Thiem Secures SF Berth In Gijon

Austrian next plays Rublev or Paul

Dominic Thiem moved to within two wins of capturing his first tour-level title since 2020 on Friday when he moved past fourth seed Francisco Cerundolo 6-4, 6-3 at the Gijon Open.

The Austrian played with confidence throughout the one-hour, 34-minute clash in Spain, riffling his groundstrokes with heavy topspin and pace to advance to his second tour-level semi-final of the season. Thiem reached the last four on clay in Gstaad in July.

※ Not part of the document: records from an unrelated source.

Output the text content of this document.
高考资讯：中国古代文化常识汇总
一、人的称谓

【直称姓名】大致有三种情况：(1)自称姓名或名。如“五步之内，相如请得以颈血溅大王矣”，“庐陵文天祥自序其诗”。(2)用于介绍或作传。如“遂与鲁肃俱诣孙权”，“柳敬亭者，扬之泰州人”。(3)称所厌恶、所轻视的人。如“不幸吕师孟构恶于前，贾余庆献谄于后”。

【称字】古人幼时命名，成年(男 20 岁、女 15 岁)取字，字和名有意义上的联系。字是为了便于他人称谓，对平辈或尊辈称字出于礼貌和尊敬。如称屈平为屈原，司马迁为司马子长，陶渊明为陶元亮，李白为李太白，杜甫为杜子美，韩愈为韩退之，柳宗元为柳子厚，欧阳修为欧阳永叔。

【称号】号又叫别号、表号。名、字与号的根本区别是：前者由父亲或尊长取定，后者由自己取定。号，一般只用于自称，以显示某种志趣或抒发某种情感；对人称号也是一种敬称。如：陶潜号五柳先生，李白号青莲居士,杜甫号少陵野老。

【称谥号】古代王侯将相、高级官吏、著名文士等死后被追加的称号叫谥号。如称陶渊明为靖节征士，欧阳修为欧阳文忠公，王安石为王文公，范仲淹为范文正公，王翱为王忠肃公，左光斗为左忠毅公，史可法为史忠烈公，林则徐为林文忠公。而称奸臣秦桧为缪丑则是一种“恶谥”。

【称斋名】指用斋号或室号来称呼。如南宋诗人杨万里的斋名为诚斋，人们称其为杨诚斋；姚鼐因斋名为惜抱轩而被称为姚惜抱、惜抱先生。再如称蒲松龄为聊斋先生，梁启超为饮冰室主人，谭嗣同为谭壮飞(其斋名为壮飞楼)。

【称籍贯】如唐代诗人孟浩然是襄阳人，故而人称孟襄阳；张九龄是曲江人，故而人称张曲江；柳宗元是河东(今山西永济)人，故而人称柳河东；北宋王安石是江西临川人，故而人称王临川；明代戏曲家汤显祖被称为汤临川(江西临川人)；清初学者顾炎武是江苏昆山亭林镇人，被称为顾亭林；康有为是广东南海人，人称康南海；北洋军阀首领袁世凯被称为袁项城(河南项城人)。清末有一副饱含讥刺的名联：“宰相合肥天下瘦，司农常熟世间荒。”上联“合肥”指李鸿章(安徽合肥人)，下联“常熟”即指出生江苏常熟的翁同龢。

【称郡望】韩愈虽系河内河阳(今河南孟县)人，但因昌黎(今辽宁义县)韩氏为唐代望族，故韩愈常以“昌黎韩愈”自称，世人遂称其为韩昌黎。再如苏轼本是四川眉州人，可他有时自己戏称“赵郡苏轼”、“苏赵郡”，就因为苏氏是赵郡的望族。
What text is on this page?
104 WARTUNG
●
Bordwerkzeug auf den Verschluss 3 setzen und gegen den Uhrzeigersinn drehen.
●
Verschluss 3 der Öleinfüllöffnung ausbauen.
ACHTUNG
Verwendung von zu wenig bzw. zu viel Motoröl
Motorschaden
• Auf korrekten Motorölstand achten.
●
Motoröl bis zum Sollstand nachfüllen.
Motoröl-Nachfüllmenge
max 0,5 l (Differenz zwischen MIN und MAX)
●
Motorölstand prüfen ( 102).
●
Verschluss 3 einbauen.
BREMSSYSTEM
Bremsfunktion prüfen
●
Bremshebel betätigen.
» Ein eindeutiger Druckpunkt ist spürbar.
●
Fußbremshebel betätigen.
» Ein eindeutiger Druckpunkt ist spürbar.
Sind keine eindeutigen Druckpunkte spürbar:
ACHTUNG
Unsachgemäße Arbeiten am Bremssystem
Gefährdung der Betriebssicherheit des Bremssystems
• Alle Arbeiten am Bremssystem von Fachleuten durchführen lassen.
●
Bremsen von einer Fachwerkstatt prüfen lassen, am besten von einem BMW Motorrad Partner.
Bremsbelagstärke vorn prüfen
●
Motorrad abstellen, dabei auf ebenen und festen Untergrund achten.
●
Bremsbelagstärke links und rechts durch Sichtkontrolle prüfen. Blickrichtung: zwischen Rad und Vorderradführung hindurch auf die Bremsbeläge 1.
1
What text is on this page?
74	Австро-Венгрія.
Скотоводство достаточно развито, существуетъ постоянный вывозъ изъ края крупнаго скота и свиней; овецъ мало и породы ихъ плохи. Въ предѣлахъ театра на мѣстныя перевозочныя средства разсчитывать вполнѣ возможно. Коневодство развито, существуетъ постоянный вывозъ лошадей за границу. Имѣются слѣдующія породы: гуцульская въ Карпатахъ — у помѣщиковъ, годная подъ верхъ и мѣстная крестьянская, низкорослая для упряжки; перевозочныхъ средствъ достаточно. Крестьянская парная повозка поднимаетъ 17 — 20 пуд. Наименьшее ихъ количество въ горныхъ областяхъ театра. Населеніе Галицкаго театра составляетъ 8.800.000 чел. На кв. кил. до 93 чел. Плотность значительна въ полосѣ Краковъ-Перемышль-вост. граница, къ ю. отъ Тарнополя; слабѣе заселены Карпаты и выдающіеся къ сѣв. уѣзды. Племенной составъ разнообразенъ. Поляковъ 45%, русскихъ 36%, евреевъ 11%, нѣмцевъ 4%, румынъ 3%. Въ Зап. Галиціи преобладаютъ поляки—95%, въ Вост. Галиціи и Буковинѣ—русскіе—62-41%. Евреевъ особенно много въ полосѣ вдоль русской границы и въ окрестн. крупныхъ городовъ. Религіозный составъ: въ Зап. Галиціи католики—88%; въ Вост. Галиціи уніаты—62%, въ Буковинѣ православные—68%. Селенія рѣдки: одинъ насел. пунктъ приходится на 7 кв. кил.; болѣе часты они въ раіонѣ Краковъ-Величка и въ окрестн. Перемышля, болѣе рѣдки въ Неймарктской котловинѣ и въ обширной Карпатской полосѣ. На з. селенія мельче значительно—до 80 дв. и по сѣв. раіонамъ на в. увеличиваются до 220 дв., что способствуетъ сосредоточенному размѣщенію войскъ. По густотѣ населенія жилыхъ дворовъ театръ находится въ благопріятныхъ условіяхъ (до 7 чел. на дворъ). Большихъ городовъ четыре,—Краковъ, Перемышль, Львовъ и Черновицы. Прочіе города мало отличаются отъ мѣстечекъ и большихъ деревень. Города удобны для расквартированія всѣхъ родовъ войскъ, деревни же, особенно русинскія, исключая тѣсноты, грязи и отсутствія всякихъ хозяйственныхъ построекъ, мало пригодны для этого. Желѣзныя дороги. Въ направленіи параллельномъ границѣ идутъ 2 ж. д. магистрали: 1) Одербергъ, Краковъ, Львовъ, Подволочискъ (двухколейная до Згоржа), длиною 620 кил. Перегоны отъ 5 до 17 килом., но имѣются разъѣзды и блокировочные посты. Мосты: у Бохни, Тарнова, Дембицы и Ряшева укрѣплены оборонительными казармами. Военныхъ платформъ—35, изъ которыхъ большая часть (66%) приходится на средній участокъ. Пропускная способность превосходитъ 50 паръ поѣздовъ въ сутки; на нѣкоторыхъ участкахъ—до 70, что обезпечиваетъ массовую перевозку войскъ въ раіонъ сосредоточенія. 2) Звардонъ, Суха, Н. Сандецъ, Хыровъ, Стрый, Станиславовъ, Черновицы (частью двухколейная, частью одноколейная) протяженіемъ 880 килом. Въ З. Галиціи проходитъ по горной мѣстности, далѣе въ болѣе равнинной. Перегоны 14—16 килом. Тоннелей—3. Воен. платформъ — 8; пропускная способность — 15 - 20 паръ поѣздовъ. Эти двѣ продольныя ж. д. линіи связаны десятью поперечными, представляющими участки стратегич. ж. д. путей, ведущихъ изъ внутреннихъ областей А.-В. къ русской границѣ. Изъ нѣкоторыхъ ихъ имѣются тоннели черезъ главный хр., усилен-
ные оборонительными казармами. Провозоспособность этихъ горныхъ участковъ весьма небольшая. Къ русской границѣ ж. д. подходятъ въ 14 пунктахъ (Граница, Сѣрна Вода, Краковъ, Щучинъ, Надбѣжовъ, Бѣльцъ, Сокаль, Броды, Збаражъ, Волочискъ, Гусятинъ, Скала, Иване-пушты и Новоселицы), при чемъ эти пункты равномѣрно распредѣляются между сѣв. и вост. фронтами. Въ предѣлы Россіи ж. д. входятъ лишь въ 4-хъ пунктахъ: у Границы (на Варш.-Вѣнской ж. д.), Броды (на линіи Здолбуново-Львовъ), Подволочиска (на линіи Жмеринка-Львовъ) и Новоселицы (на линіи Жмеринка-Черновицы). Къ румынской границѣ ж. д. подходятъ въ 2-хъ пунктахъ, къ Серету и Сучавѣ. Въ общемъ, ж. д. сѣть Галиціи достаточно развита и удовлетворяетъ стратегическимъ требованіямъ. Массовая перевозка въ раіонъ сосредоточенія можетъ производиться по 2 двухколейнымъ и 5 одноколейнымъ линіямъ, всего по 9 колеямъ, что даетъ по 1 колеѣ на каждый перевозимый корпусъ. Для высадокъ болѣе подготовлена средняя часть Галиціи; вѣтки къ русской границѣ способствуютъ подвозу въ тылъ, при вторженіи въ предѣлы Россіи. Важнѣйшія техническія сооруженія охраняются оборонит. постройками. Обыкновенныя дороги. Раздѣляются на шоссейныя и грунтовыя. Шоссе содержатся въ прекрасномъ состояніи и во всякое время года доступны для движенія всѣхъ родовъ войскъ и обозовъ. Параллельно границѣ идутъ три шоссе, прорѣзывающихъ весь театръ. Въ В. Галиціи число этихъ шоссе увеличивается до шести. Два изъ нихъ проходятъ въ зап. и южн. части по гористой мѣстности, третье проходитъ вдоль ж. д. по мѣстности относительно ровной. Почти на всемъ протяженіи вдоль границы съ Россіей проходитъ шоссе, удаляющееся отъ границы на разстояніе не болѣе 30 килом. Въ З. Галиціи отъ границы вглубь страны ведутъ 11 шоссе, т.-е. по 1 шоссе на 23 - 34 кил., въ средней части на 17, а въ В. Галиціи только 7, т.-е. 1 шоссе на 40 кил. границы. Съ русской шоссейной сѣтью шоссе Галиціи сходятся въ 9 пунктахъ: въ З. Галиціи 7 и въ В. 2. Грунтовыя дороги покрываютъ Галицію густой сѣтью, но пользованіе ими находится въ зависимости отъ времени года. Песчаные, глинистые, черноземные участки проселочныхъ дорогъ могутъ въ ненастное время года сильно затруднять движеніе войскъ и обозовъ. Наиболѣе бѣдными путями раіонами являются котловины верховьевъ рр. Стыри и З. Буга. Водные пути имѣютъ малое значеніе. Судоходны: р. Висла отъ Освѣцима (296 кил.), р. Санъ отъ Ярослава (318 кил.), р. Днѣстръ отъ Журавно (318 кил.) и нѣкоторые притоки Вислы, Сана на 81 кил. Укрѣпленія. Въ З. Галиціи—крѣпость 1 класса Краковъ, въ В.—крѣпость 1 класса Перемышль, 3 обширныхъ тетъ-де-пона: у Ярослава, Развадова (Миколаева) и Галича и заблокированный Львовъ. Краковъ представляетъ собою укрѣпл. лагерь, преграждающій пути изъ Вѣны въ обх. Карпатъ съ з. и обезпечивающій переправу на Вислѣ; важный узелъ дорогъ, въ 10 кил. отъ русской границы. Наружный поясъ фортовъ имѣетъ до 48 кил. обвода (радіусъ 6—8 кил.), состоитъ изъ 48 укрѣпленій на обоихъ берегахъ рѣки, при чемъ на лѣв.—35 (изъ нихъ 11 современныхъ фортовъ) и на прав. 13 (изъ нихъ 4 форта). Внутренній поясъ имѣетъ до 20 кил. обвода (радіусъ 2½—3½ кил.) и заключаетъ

“From the first match on, I have felt great on this court,” Thiem said in his on-court interview. “A lot of control. A super nice atmosphere and I have enjoyed playing a lot since Monday. I am super happy that I am still in the tournament at the weekend and I can play another match. It is very important for me as I am trying to climb up the rankings. The semi-finals at an ATP [Tour] event is helping a lot.”

Thiem, who moved past Joao Sousa and Marcos Giron in his opening two matches at the ATP 250 event, is up to No. 132 in the Pepperstone ATP Live Rankings following his 14th tour-level win of the year. He will climb back into the Top 100 if he wins the title in Gijon.

The 29-year-old will be aiming to reach his first tour-level final since the Nitto ATP Finals in 2020 when he next plays Andrey Rublev or fifth seed Tommy Paul on Saturday. Thiem’s last tour-level title came at the US Open in September 2020.